Once here, working in New Zealand presented a new set of challenges – one of those being half the amount of manpower that Kumar had become accustomed to in the kitchen. Though the expectation to produce the best possible dishes in the same amount of time is the same here as overseas, Kumar says this just means he has to be “better organised, plan ahead more, be more effective and controlled, and be able to multi-task at the same time.”
These are all qualities he looks for, as well as commitment and focus, in the apprentice chefs he hires. “Everyone is passionate about cooking,” he says “but you hardly find someone who is committed – commitment is the key.”
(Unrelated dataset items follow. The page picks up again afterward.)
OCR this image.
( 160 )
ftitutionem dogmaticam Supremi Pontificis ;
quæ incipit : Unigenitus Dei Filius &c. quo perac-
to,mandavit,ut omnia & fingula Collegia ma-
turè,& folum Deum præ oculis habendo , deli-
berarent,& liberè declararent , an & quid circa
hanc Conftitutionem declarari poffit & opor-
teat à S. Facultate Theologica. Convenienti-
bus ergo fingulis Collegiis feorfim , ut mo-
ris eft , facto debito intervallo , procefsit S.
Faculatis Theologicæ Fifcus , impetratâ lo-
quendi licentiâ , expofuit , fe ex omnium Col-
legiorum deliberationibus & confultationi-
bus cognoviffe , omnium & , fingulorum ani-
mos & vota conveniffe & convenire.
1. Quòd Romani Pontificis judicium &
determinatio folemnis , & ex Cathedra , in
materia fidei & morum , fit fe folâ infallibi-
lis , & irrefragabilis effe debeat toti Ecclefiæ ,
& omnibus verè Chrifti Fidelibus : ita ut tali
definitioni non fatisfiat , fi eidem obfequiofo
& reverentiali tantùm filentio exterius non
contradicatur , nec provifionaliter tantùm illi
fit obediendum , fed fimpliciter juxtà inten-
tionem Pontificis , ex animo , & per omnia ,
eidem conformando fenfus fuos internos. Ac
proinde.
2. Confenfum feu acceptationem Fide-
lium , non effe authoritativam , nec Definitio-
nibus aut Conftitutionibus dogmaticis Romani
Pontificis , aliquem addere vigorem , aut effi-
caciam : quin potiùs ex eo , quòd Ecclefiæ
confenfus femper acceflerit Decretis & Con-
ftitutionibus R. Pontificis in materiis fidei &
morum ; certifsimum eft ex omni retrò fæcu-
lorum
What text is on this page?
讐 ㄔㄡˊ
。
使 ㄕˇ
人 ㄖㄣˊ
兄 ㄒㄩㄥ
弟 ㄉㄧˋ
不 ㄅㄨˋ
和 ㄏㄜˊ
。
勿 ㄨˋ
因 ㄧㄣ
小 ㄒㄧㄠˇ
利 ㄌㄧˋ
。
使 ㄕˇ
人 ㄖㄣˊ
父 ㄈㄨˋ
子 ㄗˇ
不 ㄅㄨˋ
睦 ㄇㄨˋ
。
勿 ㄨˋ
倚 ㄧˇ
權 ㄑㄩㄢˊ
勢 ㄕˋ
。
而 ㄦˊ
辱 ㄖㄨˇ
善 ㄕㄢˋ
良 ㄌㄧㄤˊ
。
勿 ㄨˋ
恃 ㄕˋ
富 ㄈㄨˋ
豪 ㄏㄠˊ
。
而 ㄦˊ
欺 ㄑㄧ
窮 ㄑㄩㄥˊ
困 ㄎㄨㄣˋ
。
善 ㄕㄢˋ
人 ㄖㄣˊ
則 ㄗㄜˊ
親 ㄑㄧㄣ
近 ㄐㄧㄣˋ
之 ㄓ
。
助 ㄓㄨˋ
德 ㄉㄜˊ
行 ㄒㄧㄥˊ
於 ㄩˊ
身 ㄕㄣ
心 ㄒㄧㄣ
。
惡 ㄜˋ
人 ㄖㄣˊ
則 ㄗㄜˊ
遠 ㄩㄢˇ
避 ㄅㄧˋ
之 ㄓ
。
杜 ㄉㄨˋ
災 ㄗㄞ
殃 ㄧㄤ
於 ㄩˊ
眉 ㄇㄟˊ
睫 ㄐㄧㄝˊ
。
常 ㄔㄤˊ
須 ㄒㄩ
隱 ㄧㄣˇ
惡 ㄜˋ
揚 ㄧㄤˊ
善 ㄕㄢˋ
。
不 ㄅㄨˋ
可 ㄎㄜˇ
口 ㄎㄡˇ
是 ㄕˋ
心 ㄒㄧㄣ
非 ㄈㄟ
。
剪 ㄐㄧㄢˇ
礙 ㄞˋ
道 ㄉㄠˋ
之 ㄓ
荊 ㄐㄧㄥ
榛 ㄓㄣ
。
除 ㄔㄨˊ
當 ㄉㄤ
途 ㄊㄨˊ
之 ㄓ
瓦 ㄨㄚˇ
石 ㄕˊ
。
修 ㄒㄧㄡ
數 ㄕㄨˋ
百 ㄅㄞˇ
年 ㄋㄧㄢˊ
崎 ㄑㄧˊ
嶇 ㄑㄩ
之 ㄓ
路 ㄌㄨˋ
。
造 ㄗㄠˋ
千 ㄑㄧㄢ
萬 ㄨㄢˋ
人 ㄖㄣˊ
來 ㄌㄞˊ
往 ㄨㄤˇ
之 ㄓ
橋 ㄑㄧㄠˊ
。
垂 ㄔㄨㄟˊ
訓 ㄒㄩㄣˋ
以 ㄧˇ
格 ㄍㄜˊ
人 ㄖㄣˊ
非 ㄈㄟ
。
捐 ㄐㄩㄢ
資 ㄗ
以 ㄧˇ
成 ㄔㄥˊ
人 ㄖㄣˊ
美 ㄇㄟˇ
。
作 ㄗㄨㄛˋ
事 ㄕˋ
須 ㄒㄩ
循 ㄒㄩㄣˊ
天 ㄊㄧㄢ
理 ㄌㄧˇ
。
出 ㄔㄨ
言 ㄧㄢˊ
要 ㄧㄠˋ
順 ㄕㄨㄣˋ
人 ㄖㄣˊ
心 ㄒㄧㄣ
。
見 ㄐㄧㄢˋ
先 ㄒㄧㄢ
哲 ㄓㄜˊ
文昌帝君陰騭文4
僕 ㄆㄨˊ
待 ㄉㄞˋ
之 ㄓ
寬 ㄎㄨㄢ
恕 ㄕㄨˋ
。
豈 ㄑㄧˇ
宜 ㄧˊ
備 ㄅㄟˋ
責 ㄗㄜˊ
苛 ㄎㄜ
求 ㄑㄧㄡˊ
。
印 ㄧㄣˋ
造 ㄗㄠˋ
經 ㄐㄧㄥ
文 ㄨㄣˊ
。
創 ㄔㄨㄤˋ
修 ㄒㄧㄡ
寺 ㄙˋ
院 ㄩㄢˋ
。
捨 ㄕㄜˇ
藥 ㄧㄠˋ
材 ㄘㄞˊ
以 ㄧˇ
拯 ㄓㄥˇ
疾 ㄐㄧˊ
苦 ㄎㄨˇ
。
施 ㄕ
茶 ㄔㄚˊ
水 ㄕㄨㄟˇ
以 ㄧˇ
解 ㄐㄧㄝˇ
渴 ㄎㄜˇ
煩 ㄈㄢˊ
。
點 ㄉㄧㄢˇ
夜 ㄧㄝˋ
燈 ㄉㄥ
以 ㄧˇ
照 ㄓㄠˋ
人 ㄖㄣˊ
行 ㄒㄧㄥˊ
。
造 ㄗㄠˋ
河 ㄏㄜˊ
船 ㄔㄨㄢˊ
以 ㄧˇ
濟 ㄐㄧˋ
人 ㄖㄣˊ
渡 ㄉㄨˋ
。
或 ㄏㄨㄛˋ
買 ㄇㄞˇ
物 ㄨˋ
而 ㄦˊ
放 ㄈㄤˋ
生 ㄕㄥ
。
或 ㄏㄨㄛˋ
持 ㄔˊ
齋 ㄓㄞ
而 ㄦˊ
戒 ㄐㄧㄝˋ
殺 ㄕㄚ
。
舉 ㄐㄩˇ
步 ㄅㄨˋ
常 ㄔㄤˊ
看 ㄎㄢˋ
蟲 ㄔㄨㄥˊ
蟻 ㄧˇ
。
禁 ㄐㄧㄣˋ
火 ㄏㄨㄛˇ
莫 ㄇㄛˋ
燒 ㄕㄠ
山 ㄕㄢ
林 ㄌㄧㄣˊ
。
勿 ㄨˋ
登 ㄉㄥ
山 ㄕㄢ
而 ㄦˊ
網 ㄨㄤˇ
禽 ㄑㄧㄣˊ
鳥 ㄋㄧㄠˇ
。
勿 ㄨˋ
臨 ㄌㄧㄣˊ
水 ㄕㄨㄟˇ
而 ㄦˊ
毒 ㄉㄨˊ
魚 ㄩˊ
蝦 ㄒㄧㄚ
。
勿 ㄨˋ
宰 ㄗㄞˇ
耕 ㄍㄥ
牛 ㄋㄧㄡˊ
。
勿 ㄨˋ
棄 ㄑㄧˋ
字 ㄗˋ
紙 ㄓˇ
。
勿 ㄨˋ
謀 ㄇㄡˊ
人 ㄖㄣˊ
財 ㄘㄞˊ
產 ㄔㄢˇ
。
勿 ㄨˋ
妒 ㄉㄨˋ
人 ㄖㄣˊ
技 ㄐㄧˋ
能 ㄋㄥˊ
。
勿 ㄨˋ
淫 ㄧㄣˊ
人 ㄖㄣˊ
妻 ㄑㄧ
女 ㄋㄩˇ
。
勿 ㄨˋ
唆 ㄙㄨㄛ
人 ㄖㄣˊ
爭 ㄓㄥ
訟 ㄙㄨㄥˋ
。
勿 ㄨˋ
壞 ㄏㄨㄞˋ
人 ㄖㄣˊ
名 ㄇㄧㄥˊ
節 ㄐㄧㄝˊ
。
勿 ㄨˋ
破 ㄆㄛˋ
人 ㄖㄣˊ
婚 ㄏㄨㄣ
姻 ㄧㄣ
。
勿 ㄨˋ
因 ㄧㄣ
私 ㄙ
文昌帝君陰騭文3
Not surprisingly, he also encourages his apprentices to keep studying and learning. “The apprenticeship is a good way [to learn] if you really want to be focussed, but again, you’re missing the management part that I learned as well. If you do the practical and study the theory, it’s much easier to understand the trade.”
Q + A with chef Nitin Kumar
Biggest challenge working in a hotel restaurant?
The ability to consistently provide the same high-quality products to guests any time of day – the hotel restaurant generally operates 24/7.
A recipe you’d ask your mum or dad for?
When I first came to New Zealand, my first project was to host an Indian food promotion. Up until then, I was more used to cooking western cuisine. So I had to call my mum to ask her for some of her homemade pickle recipes which became one of the culinary highlights of the promotion.
A food trend you find bizarre?
I find the concept of foam sauces a bit bizarre. Sometimes it simply doesn’t do justice to the nice, rich flavour of a sauce. There is still no replacement for a traditional sauce – foam doesn’t provide the same character to a dish as a full-bodied sauce does.
An ingredient you’d like to find in NZ?
Alphonso mangoes. I would love to use these mangoes on my menu especially in the summer as they are a very versatile ingredient that you can use in salads, desserts and salsas for example.
A city you’d like to visit to learn more about its food?
Venice. Italian cuisine is quite diverse in terms of its flavours. I would like to see their basic traditional preparations and to learn more about their signature ingredients and dishes like truffles, risotto, cheese and Parma ham.
Ever had an unusual request from a diner?
Yes, in hospitality you come across lot of colourful personalities. We’ve had guests request beef bourguignon (a braised dish) be served medium rare and one guest wanted fillets of whitebait!
The most famous person you’ve ever cooked for?
Michael Sheen, the British actor – he was staying in-house for a month while they were filming Underworld. He’s a fantastic person. I prepared his month’s menu based on his specific diet requirements.
Three guests (dead, alive and fictional) you’d like to cook for?
I would have liked to cook for the famous painter Leonardo da Vinci – it would be an honour to cook for an artist as great as him as cooking is art too. Also Raymond Blanc the famous two Michelin stars French chef from Le Manoir. He is a world-renowned chef in the UK and his food is known for its simplicity in modern cuisine. I’d also like to cook for Mumble the penguin from the children’s movie Happy Feet. He braved the world to put an end to the excessive fishing taking place in Antarctic waters as it upset the ecological cycle. This is an issue close to my heart.